Ben üretmeyi seviyorum. Sadece tiyatroda, sahne üzerinde oyuncu olarak üretmekten bahsetmiyorum. Yeni bir şey üretmeyi seviyorum. Bazen yanlışlar, hatalar, beceriksizlikler de yapabilirim ama kafam durmuyor. Senfoni Orkestrası ile projeler üretiyorum, belki de bir oyuncunun çok az aklına gelebilecek işlerdir onlar.  Hocalık yapıyorum, zaman zaman sunuculuk…Ben böyle sahne üzerinde ya da benzer kollarda bir şeyler üretmekten çok hoşlanıyorum. Tabi ki işimizin ana merkezinde tiyatro var. Dolayısıyla tiyatro üzerine de üretmeyi seviyorum. Sağ olsunlar Türkiye’nin çeşitli yerlerinden teklifler geliyor, duruma ve zamana göre değerlendiriyorum. Sezon başında Konya Devlet Tiyatrosu’nda Bit Yeniği yaptım. Çok keyifli bir işti. Bir sene önce de Ankara Devlet Tiyatrosu’nda çocuk oyunu yaptım. Yeni işlerde olacak. Kafamda da böyle hala hayallerini kurduğum bazı prodüksiyonlar var. Tiyatro sadece Eskişehir’de değil. Eskişehir Şehir Tiyatrosu’nun birçok oyuncusu gibi Eskişehir’in de dışına taştık. Bu hem Eskişehir’e bir katma değerdir hem de kendimize bir değerdir, mesleğimize bir değerdir. Eskişehir Şehir Tiyatrosu oyuncuları da bu ülkenin en yetenekli,  geniş kadrolu sahnesi ve en çok seyirciye ulaşan bölge tiyatrosudur. Tabii İstanbul ve Ankara’dan sonra. O yüzden de artık tercih edilen, gözlerin de üzerimizde olduğu bir süreç yaşıyoruz. 

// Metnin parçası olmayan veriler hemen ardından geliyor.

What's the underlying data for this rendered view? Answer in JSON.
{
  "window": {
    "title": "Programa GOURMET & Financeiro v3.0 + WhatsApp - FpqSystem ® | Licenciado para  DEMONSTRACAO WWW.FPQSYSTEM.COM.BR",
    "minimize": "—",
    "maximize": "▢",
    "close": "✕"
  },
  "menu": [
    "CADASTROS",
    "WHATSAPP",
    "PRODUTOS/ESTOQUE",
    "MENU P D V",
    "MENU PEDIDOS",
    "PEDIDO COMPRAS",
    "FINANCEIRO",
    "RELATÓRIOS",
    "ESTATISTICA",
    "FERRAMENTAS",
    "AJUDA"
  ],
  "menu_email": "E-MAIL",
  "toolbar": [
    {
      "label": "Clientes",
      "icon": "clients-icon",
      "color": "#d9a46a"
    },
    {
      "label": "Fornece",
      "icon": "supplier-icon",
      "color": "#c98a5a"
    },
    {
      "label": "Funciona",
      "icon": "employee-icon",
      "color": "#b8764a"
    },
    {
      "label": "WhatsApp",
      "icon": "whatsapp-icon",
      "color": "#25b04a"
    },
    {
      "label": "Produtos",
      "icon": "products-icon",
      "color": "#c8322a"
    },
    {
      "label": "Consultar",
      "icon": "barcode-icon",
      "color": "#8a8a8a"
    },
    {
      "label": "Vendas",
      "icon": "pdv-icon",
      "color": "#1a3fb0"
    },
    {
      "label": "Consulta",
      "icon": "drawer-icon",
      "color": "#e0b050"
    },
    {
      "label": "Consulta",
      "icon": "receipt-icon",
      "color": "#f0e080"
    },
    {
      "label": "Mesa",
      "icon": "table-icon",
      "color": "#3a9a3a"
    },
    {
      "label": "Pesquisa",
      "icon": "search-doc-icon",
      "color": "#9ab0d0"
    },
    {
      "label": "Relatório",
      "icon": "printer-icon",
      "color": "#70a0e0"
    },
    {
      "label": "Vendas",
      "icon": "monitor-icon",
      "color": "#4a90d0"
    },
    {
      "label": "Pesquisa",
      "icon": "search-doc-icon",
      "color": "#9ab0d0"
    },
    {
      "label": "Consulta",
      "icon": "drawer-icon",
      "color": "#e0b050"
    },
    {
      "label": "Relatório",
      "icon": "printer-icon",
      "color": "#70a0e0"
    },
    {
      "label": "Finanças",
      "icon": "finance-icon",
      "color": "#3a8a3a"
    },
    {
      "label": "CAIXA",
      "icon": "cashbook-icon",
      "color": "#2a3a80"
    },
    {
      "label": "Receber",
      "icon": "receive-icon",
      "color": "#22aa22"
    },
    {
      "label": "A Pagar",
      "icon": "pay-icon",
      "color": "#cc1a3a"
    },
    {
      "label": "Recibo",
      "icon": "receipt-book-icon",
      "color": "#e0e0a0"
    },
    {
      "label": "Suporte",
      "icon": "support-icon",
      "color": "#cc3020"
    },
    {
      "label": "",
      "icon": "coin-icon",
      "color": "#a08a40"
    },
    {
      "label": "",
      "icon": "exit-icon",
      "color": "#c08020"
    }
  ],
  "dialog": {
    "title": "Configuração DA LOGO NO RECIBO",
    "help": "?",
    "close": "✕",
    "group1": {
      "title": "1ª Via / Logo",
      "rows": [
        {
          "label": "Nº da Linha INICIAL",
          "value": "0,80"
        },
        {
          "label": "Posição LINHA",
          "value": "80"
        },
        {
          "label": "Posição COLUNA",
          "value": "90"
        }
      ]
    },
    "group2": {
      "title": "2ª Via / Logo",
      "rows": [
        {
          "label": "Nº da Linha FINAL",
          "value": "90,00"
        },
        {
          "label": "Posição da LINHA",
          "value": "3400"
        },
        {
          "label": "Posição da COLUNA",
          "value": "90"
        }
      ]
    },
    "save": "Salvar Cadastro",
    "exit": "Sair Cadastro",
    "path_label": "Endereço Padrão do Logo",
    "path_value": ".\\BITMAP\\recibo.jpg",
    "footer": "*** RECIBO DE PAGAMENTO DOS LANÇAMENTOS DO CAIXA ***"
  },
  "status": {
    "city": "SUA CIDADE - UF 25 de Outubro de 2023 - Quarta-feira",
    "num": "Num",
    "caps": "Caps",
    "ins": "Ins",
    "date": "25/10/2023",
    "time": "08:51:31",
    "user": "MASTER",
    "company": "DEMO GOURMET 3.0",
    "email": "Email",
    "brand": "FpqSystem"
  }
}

Bir dönem Emre Basalak’ı televizyonda da gördük. Dizi, kısa film...Teklifler geliyordur mutlaka…

Eskisi kadar değil artık. Çünkü ben biraz o işlerin peşini bıraktım. O işler ne kadar içinde olursanız o kadar çok geliyor. Kendimi çok orada konuşlandıramıyorum. Tabi ki hem maddi ham manevi anlamda tanınmakta güzel bir şey. Maddi anlamda da büyük getirisi var. Yeni insanlarla tanışmak kendi içerisinde çok güzel. Televizyon piyasasında iş yapmayı çok isterim. Ancak özellikle bunun peşinde koşan bir insan değilim. Hiçbir zaman olmadım. Mesleğin ekmek tarafı ağır bastığı dönemlerde bunun için uğraştım ama sonra bu işi bıraktım açıkçası. Çok hazır, çok çabuk, direk bir teklif gelirse değerlendiriyorum. Setleri çok sevmiyorum.  Ben sahne üzerinde üretim yapmaktan çok mutluyum.

Eskişehir Büyükşehir Belediyesi Gençlik Sahnesi’nin önderlerinden, kurucularından birisi olarak bu serüveni biraz anlatabilir misin?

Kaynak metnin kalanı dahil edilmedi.